I don't know if you listen to any podcasts. I don't, but I still get one or another occasionally, sort of like every drinker should occasionally order "whatever will get me drunkest, cheapest".

Every pod cast I've heard has been dictated by the same person.

Now, I don't mean I only have downloaded podcasts from one site. I've gotten podcasts from as far afield as "Gaming Steve" to "Zug". But they're all by the SAME PERSON. This white, male, nasal voice grinding across my various ear bits. This voice which makes me want to reach out and slap someone.

Why is this? Am I just unlucky, or does EVERYONE sound exactly like an antisocial fourteen-year-old?

I think that maybe it has to do with the shitty quality. This stuff is cheap, cheap, cheap! You can download it TEN TIMES faster than you can listen to it. It sounds like it's coming out of a long metal tube placed against a speaker phone.

Maybe the compression cuts out the low bands. All the rumble. That's the stuff that matters for getting tonal quality. If it does that, then everyone in a given register would sound pretty much the same.
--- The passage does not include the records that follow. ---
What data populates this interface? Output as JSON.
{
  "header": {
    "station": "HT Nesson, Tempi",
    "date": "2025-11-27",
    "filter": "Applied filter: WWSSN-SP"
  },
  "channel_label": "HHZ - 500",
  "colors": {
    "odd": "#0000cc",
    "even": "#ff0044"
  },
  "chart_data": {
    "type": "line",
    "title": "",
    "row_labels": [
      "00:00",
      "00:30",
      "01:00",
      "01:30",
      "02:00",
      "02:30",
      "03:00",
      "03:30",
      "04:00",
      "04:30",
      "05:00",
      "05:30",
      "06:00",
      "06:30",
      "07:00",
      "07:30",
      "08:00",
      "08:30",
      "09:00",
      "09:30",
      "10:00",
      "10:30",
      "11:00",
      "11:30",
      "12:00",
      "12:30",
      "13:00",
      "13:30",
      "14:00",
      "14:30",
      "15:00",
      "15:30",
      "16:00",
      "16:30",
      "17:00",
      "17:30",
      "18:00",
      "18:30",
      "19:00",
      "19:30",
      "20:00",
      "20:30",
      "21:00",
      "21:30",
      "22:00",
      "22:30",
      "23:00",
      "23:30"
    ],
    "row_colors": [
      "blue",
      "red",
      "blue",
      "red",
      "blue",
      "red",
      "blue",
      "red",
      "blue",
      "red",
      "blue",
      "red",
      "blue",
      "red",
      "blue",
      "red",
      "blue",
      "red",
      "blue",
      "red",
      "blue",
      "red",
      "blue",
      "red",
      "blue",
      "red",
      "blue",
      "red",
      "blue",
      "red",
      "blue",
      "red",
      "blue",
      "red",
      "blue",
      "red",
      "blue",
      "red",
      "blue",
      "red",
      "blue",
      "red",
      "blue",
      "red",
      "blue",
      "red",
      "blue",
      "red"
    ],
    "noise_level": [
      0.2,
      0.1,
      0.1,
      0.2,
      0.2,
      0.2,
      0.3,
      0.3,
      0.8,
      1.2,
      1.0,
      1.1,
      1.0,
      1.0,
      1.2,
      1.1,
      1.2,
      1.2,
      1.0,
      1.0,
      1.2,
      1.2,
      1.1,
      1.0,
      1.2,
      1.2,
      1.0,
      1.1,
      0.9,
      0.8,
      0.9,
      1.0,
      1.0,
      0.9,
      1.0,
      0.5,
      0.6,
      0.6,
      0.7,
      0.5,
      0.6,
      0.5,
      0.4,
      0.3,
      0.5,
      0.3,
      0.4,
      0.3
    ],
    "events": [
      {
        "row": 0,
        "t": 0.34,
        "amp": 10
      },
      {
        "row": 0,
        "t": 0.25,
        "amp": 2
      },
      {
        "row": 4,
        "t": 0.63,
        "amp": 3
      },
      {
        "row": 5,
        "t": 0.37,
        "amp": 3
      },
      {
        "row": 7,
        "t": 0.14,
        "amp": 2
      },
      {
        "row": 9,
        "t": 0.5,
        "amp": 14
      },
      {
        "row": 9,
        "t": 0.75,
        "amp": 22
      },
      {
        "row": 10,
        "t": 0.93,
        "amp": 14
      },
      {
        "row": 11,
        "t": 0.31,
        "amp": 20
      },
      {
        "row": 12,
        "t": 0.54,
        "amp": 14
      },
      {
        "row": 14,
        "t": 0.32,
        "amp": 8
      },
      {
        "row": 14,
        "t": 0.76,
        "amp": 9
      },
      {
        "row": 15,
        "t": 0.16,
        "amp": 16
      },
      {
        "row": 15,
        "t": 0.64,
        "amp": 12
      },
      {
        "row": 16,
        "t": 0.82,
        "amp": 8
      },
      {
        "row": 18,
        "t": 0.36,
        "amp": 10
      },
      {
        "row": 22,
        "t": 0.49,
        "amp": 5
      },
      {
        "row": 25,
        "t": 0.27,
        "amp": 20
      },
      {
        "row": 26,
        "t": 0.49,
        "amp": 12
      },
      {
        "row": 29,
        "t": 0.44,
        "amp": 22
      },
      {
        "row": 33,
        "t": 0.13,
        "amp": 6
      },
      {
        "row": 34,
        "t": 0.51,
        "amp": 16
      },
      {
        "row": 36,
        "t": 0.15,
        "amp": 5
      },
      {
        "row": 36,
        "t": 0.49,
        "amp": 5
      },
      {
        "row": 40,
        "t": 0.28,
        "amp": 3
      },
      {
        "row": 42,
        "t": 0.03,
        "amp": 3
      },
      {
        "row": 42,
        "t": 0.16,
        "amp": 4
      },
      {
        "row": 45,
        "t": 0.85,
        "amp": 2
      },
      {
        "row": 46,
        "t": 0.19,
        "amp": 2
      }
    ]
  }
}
So, I'm thinking that might be it.

I'm tempted to make one myself, just to see whether I sound exactly like they sound. I wouldn't be surprised, given that I'm just as much of a stereotypical white geek-boy. But MY voice has been called many things in the past, and none of them have been negative. Except one person who said I couldn't sing. But he probably said that to Sinatra, too.

Unfortunately, the only microphone I have is the one that comes with the computer. You have to artificially pump the gain on the thing, which results in this awesome catalogue of background sound effects. Hear that? That's my computer's fan. Oooh, and that's the everpresent squeeeeeek of Seattle's collective attempt to annihilate their brake pads. That blip-zip-caaassssh sound isn't a modem, it's just line noise.

While it might be interesting to simply record and remix the background noise into a new rave tune, I doubt my voice would really come through very well. It sounds muffled, like I'm trying to speak through someone's armpit. Maybe I should give up on that particular practice, but it's kind of fun. And I usually get to choose whose armpit, so it's all good.

Anyhow: Podcasts. All sound the same? Does anyone like listening to people when you can't hear their tonality? I seek answers!

1 comment:

Darius Kazemi said...

Here's your answer.

I only listen to music-only podcasts.